Mon esprit trouve un écho sourd dans cette tête qui disparaît, dans cette impression vague et fumeuse d'un contrôle qui s'échappe.
Deux jours durant, je n'ai plus contrôlé les actes élémentaires de la vie quotidienne.
Deux jours durant, le moindre geste évident m'est devenu rocher de Sisyphe.
La station debout, principe élémentaire de vie de l'homo erectus depuis la nuit des temps, m'était devenue intenable, et me jetait dans un vertige tourbillonnant finissant immanquablement par un contact brutal avec la moquette.
Le simple battement de mon coeur, condition sine qua non de mon état d'être vivant, connaissait des hoquets et des accélérations inquiétantes comme la vision d'un oiseau chassant en piqué pour ne se rétablir qu'à l'approche du sol, se crispant dans ma poitrine et s'affolant sous ma main portée là à grand peine.
Le seul acte de tenir mes yeux ouverts m'occasionnait une brûlure que mes paupières brusquement rabattues ne pouvait rafraîchir.
Ma voix ne répondait plus à mes consignes maladroites, et se laissait aller à des gémissements animaux, des geignements indistincts.
Mon sommeil agité, sans laisse pour le retenir, produisait des chimères et des monstres aux étreintes terrifiantes.
Ce sont là les symptômes d'un état amoureux avancé, me direz-vous...
Oui, mais non.
Ce lundi soir j'ai partagé mon lit avec un de ses pics de maladie que l'on redoute tout en sachant qu'ils vous rattraperont un jour.
J'ai amoureusement enlacé les délires fiévreux d'un corps qui prend sa revanche sur la contrainte quotidienne qu'on lui impose.
J'ai déposé les armes d'un esprit qui perd le contrôle aux pieds de la faiblesse à l'état pur.
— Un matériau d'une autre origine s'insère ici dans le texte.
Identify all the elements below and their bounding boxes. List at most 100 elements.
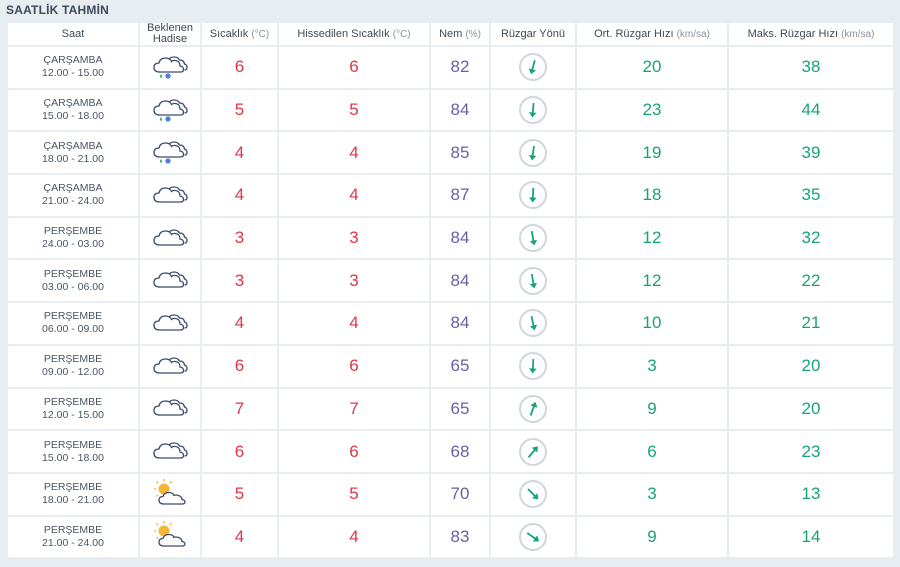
cloud-icon bbox=[151, 178, 189, 213]
wind-direction-arrow-icon bbox=[519, 437, 547, 466]
wind-direction-arrow-icon bbox=[519, 138, 547, 167]
header-saat: Saat bbox=[8, 23, 138, 45]
wind-direction-cell bbox=[491, 260, 575, 302]
feels-like-cell: 3 bbox=[279, 217, 429, 259]
feels-like-cell: 5 bbox=[279, 89, 429, 131]
time-range: 15.00 - 18.00 bbox=[42, 110, 104, 123]
day-label: PERŞEMBE bbox=[43, 523, 103, 536]
temperature-cell: 4 bbox=[202, 303, 277, 344]
humidity-cell: 84 bbox=[431, 217, 489, 259]
day-label: ÇARŞAMBA bbox=[43, 139, 103, 152]
weather-icon-cell bbox=[140, 132, 200, 174]
temperature-cell: 3 bbox=[202, 217, 277, 259]
feels-like-cell: 3 bbox=[279, 260, 429, 302]
time-range: 15.00 - 18.00 bbox=[42, 451, 104, 464]
time-range: 21.00 - 24.00 bbox=[42, 195, 104, 208]
table-row: ÇARŞAMBA 18.00 - 21.00 4 4 85 19 39 bbox=[8, 132, 893, 174]
header-hissedilen: Hissedilen Sıcaklık (°C) bbox=[279, 23, 429, 45]
partly-sunny-icon bbox=[151, 477, 189, 512]
weather-icon-cell bbox=[140, 431, 200, 472]
wind-direction-cell bbox=[491, 473, 575, 515]
wind-direction-cell bbox=[491, 217, 575, 259]
max-wind-speed-cell: 23 bbox=[729, 431, 893, 472]
feels-like-cell: 4 bbox=[279, 303, 429, 344]
wind-direction-arrow-icon bbox=[519, 53, 547, 82]
max-wind-speed-cell: 13 bbox=[729, 473, 893, 515]
weather-icon-cell bbox=[140, 260, 200, 302]
table-row: PERŞEMBE 24.00 - 03.00 3 3 84 12 32 bbox=[8, 217, 893, 259]
time-cell: PERŞEMBE 06.00 - 09.00 bbox=[8, 303, 138, 344]
table-row: PERŞEMBE 21.00 - 24.00 4 4 83 9 14 bbox=[8, 516, 893, 558]
time-cell: PERŞEMBE 15.00 - 18.00 bbox=[8, 431, 138, 472]
wind-direction-cell bbox=[491, 431, 575, 472]
max-wind-speed-cell: 38 bbox=[729, 47, 893, 88]
table-header-row: Saat Beklenen Hadise Sıcaklık (°C) Hissed… bbox=[8, 23, 893, 45]
header-beklenen-hadise: Beklenen Hadise bbox=[140, 23, 200, 45]
humidity-cell: 84 bbox=[431, 303, 489, 344]
day-label: PERŞEMBE bbox=[43, 267, 103, 280]
table-row: PERŞEMBE 15.00 - 18.00 6 6 68 6 23 bbox=[8, 431, 893, 472]
feels-like-cell: 7 bbox=[279, 388, 429, 430]
time-cell: ÇARŞAMBA 18.00 - 21.00 bbox=[8, 132, 138, 174]
avg-wind-speed-cell: 3 bbox=[577, 473, 727, 515]
header-maks-ruzgar: Maks. Rüzgar Hızı (km/sa) bbox=[729, 23, 893, 45]
humidity-cell: 84 bbox=[431, 89, 489, 131]
avg-wind-speed-cell: 18 bbox=[577, 175, 727, 216]
header-nem: Nem (%) bbox=[431, 23, 489, 45]
table-row: ÇARŞAMBA 15.00 - 18.00 5 5 84 23 44 bbox=[8, 89, 893, 131]
day-label: PERŞEMBE bbox=[43, 438, 103, 451]
time-cell: PERŞEMBE 03.00 - 06.00 bbox=[8, 260, 138, 302]
time-range: 21.00 - 24.00 bbox=[42, 536, 104, 549]
humidity-cell: 83 bbox=[431, 516, 489, 558]
max-wind-speed-cell: 14 bbox=[729, 516, 893, 558]
avg-wind-speed-cell: 9 bbox=[577, 388, 727, 430]
weather-icon-cell bbox=[140, 47, 200, 88]
day-label: ÇARŞAMBA bbox=[43, 182, 103, 195]
partly-sunny-icon bbox=[151, 519, 189, 554]
max-wind-speed-cell: 44 bbox=[729, 89, 893, 131]
time-cell: PERŞEMBE 18.00 - 21.00 bbox=[8, 473, 138, 515]
time-range: 09.00 - 12.00 bbox=[42, 366, 104, 379]
time-cell: ÇARŞAMBA 15.00 - 18.00 bbox=[8, 89, 138, 131]
time-cell: PERŞEMBE 09.00 - 12.00 bbox=[8, 345, 138, 387]
humidity-cell: 68 bbox=[431, 431, 489, 472]
temperature-cell: 6 bbox=[202, 345, 277, 387]
day-label: PERŞEMBE bbox=[43, 481, 103, 494]
day-label: PERŞEMBE bbox=[43, 310, 103, 323]
time-range: 12.00 - 15.00 bbox=[42, 408, 104, 421]
humidity-cell: 85 bbox=[431, 132, 489, 174]
table-row: PERŞEMBE 09.00 - 12.00 6 6 65 3 20 bbox=[8, 345, 893, 387]
time-cell: PERŞEMBE 21.00 - 24.00 bbox=[8, 516, 138, 558]
temperature-cell: 5 bbox=[202, 473, 277, 515]
feels-like-cell: 6 bbox=[279, 431, 429, 472]
sleet-cloud-icon bbox=[151, 93, 189, 128]
wind-direction-arrow-icon bbox=[519, 394, 547, 423]
wind-direction-cell bbox=[491, 345, 575, 387]
weather-icon-cell bbox=[140, 516, 200, 558]
table-row: PERŞEMBE 06.00 - 09.00 4 4 84 10 21 bbox=[8, 303, 893, 344]
weather-icon-cell bbox=[140, 345, 200, 387]
avg-wind-speed-cell: 23 bbox=[577, 89, 727, 131]
day-label: ÇARŞAMBA bbox=[43, 54, 103, 67]
weather-icon-cell bbox=[140, 473, 200, 515]
wind-direction-arrow-icon bbox=[519, 266, 547, 295]
sleet-cloud-icon bbox=[151, 135, 189, 170]
avg-wind-speed-cell: 6 bbox=[577, 431, 727, 472]
wind-direction-arrow-icon bbox=[519, 224, 547, 253]
table-row: PERŞEMBE 03.00 - 06.00 3 3 84 12 22 bbox=[8, 260, 893, 302]
feels-like-cell: 4 bbox=[279, 516, 429, 558]
cloud-icon bbox=[151, 263, 189, 298]
feels-like-cell: 4 bbox=[279, 132, 429, 174]
time-range: 18.00 - 21.00 bbox=[42, 152, 104, 165]
weather-icon-cell bbox=[140, 175, 200, 216]
temperature-cell: 4 bbox=[202, 132, 277, 174]
max-wind-speed-cell: 32 bbox=[729, 217, 893, 259]
wind-direction-arrow-icon bbox=[519, 480, 547, 509]
temperature-cell: 6 bbox=[202, 431, 277, 472]
max-wind-speed-cell: 20 bbox=[729, 345, 893, 387]
time-range: 06.00 - 09.00 bbox=[42, 323, 104, 336]
max-wind-speed-cell: 21 bbox=[729, 303, 893, 344]
humidity-cell: 70 bbox=[431, 473, 489, 515]
header-ruzgar-yonu: Rüzgar Yönü bbox=[491, 23, 575, 45]
time-range: 24.00 - 03.00 bbox=[42, 238, 104, 251]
Mais, dans un mouvement de rébellion sans doute, mon esprit n'en a pas moins conservé l'idée de ce parallèle selon lequel l'amour et la maladie sont deux affections présentant les mêmes symptômes.
On peut lutter contre leurs manifestations, rejeter l'évidence de leur survenance, se déclarer totalement immune, on n'en est pas moins réduit, irrémédiablement, à cet état de faiblesse mentale, à cette absence de volonté qui, tout à coup, nous prive de bon sens et de la faculté d'accomplir gratuitement et sur commande, les gestes les plus quotidiens. Dans les deux cas, ils imprègnent le moindre de vos actes, vous éloignent un instant du pragmatisme nécessaire à une vie sensée.
L'un comme l'autre sont difficiles à soigner, à moins d'avoir recours à des remèdes puissants, à la volonté propre de tourner la page sur ces moments d'oubli de soi ou de conscience trop marquée de soi, au déni de l'existence même d'une telle faiblesse.